Les Swift sont une fratrie de quatre « vieux » enfants à qui leur défunte mère, la noble Violet, a laissé en commun le domaine de Durraghglass, vaste propriété autrefois glorieuse et opulente, aujourd’hui presque en ruines. Bon gré mal gré, les quatre Swift sont obligés de cohabiter. Car, on le devine, les relations entre Jasper – l’éternel célibataire -, April – la veuve si fière de la discipline militaire qu’elle impose à son corps pour lui octroyer une jouvence éternelle -, May – douée d’un talent inné pour les compositions florales et les créations en général – ainsi que Bébé June – la plus terrienne de tous – ne sont guère aisées. Et quand l’animal de compagnie respectif de chacun (chiens, chat) s’en mêle, la grande bâtisse est secouée de quelques vigoureux éclats de voix.
« Il régnait entre elles un désaccord tacite qui glaçait toute amitié et même tout souvenir commun. » (p.40)
« Les sœurs évitaient volontairement tout contact, chacune étant pour l’autre une perpétuelle source d’agacement au point qu’elles étaient irréconciliables même lorsqu’elles étaient en accord. » (p.108)
Aussi, seuls les repas, régentés par la main de maître de Jasper, sont l’occasion pour eux de se retrouver et de se tolérer, au mieux. De s’étriper, au pire.
Le reste du temps, chacun vaque à ses occupations : Jasper cause arboriculture avec les frères du couvent voisin, April tient un commerce quelque peu licencieux avec l’antiquaire de la bourgade du coin pour mieux assouvir son appétit des belles étoffes, May crée des univers extraordinaires à partir de minuscules miniatures quand Bébé June, elle, ne ménage pas sa besogneuse peine auprès de la ménagerie de la petite ferme de la propriété.
Au final, chacun semble y trouver son compte.
Mais, lorsque Leda, une tendre cousine de leur enfance, franchit le seuil de Durraghglass, les quatre frère et sœurs croient à une vision : Leda ici ? De retour ? Eux qui croyaient que, du fait d’une filiation juive, elle avait péri dans les camps… Il semble bien que – fort heureusement – ce ne soit pas le cas.
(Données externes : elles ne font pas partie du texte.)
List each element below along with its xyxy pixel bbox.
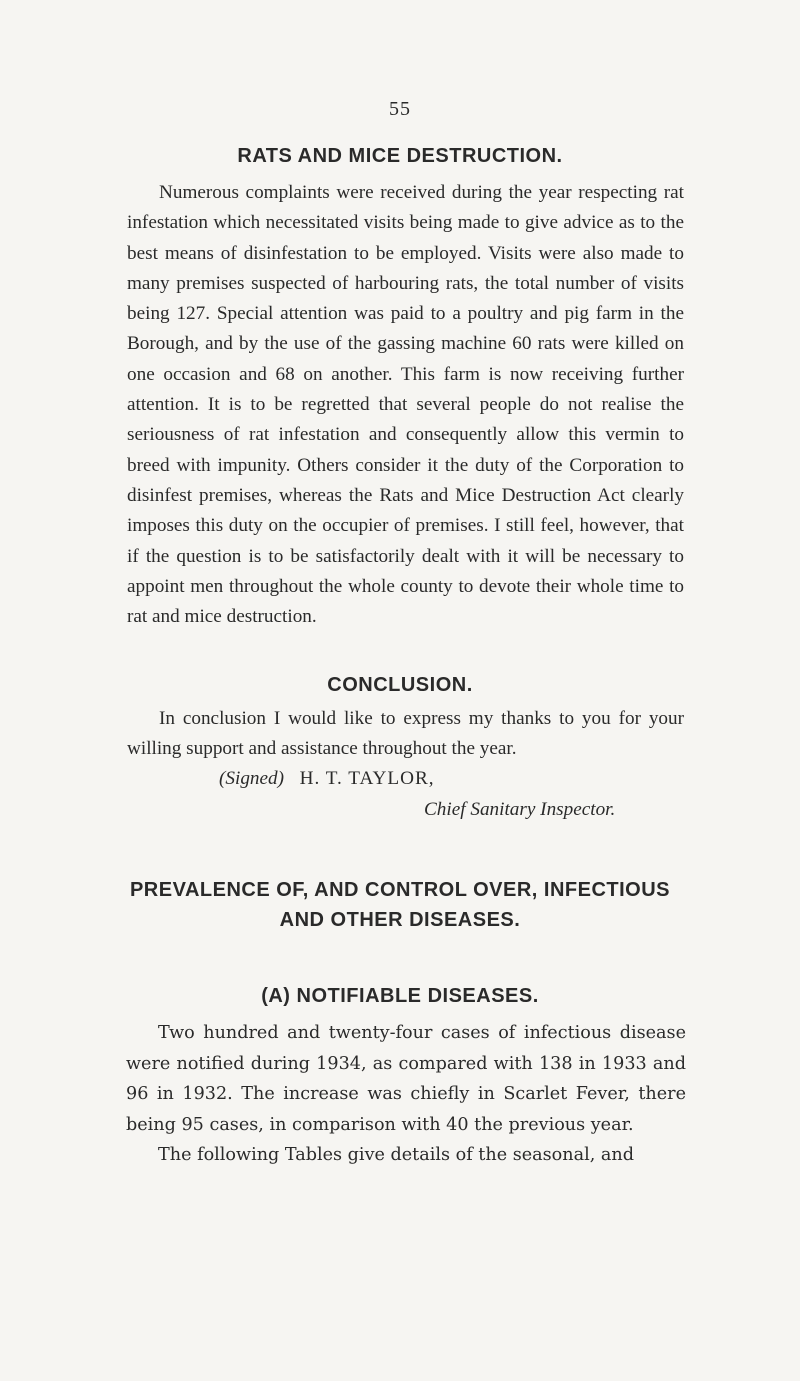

Leur surprise est d’autant plus grande que leur cousine leur revient atteinte de cécité. Un comble dans cette famille où chacun souffre d’une infirmité : Jasper est borgne, April est sourde comme un pot, May a une main en partie atrophiée et Bébé June est quelque peu simple, mentalement parlant…
« Elle était, disait-on, « un peu lente », et c’était une invalidité plus discrète que la main de May, la surdité croissante d’April ou l’oeil en moins de Jasper. » (p.62)
Pourtant, Leda n’a point besoin de ses yeux pour reprendre ses marques auprès de ses cousins, elle qui enfant déjà exerçait sur chacun une emprise réelle doublée d’une fascination plus ou moins saine. Très vite, on se presse auprès d’elle pour (re-)gagner ses faveurs ; or, si elle ne voit pas, Leda entend très bien et devine, sous les mots que lui confient dans l’intimité des chambres des uns et des autres ses cousins, des vicissitudes intéressantes à compiler pour peut-être mieux dégainer des faits et torpiller le passé.
« Leda, le cauchemar magique, aveugle et laide » (p.297)
« Pour le moment, elle en tenait trois sous son empire. Elle s’était glissée sous leur peau. La quatrième, elle la blesserait le moment venu, avec délice » (p.206)
Ni Jasper ni ses sœurs ne se doutent des sombres desseins de leur cousine. Mais Leda est-elle elle-même irréprochable ? A exhumer les fantômes du passé, ne risque-t-elle pas de mettre en danger ses propres secrets ?
« En des lieux familiers, les souvenirs ne pardonnent jamais – ils conservent éternellement leur amertume. » (p.73)
Ce roman de Molly Keane, à l’ambiance délicieusement désuète, est absolument délectable : le portrait de chacun des protagonistes, fait de pleins et de creux, est d’une richesse folle, d’autant plus qu’elle alterne entre les moments de « cohésion » et les apartés dans les chambrées respectives. A la fois semblables et fondamentalement différents, les personnages du récit questionnent le vivre-ensemble lorsque la vie se fait vieillissante et qu’il faut composer avec les singularités de chacun au cœur d’une même famille. L’être et le paraître sont donc au cœur du texte, entre révélations et secrets, petits arrangements et grands mensonges : une dichotomie qui structure chaque page et surtout chaque entité, Leda comprise.
Une bien sympathique découverte littéraire, que je vous partage avec un grand plaisir.
La revenante, Molly KEANE, traduit de l’anglais (Irlande) par Simone Hilling, éditions LA TABLE RONDE / PETIT QUAI VOLTAIRE, 2017, 315 pages, 14€.